East Gippsland Shire Council encourages everyone to understand the new rules introduced by the Victorian Government.
Mayor Cr Natalie O’Connell said to prepare the community, e-waste can be disposed of free of charge during June.
“There will be a cost associated for e-waste disposal after July 1, and all e-waste items will need to be dropped off at your nearest landfill or transfer station collection point,” Cr O’Connell said.
“Televisions and computers will still be accepted at the Bairnsdale waste facility for free under the National Television and Computer Recycling Scheme.”
E-waste includes all end-of-life electronics and electrical items with a plug, battery or cord that are no longer working or wanted – from old televisions, computers, air-conditioners, appliances such as hairdryers, irons, vacuum cleaners and toys with batteries to computer cords, keyboards, headphones, power tools and household batteries.
“There’s a better place for e-waste than your rubbish bin. It’s much better going to a place where we can recover the precious materials to be reused and capture the nasty bits before they can do harm,” Cr O’Connell said.
“Electronics are stripped for recyclable components, reducing the amount of material that enters landfill where toxic metals such as lead and mercury can remain in the environment.”
Why will there be a charge for e-waste after July 1?
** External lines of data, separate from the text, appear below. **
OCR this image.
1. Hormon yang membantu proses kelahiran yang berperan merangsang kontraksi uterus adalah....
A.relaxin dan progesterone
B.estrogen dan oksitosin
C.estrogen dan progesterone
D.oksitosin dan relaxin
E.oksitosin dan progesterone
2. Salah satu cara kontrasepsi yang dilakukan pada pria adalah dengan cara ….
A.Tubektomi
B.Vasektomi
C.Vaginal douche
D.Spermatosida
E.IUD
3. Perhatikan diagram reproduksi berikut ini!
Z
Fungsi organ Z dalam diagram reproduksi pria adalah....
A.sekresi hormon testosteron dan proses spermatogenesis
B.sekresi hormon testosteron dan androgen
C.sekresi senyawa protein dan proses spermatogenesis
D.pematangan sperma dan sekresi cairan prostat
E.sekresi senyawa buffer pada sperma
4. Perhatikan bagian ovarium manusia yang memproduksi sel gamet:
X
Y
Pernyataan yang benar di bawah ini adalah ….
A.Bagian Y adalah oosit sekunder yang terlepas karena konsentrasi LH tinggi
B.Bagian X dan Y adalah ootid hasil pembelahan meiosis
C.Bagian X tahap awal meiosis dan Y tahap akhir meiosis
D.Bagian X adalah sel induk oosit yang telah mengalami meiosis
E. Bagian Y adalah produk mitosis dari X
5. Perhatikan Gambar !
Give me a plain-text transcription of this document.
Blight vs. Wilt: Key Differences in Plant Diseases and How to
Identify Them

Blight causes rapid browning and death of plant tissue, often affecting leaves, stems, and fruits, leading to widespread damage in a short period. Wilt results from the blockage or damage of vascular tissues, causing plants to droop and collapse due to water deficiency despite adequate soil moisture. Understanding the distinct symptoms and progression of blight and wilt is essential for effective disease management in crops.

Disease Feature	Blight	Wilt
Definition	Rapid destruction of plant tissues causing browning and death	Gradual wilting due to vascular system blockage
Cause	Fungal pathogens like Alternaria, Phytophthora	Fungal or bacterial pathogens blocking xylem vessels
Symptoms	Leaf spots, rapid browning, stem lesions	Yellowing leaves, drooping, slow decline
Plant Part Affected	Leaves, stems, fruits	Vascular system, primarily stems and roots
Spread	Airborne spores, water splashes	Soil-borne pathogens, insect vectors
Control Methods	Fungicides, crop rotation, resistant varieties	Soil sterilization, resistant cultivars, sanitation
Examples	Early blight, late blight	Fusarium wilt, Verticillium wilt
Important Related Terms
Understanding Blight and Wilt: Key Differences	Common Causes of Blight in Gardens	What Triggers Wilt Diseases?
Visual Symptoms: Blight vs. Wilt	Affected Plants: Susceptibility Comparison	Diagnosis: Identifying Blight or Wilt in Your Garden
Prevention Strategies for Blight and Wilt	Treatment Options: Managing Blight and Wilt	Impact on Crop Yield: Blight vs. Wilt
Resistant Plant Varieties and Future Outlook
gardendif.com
Council is required to pay for transportation of e-waste to processors and at times storage and extra staff for specific handling of this waste item. While many e-waste items include precious metals that are of value the small amounts that Council collect are worthless compared to the accumulated amount the processors recover from e-waste items that can then be reused to create new items.
The amount of e-waste generated in Victoria is projected to increase from 109,000 tonnes in 2015 to approximately 256,000 tonnes in 2035.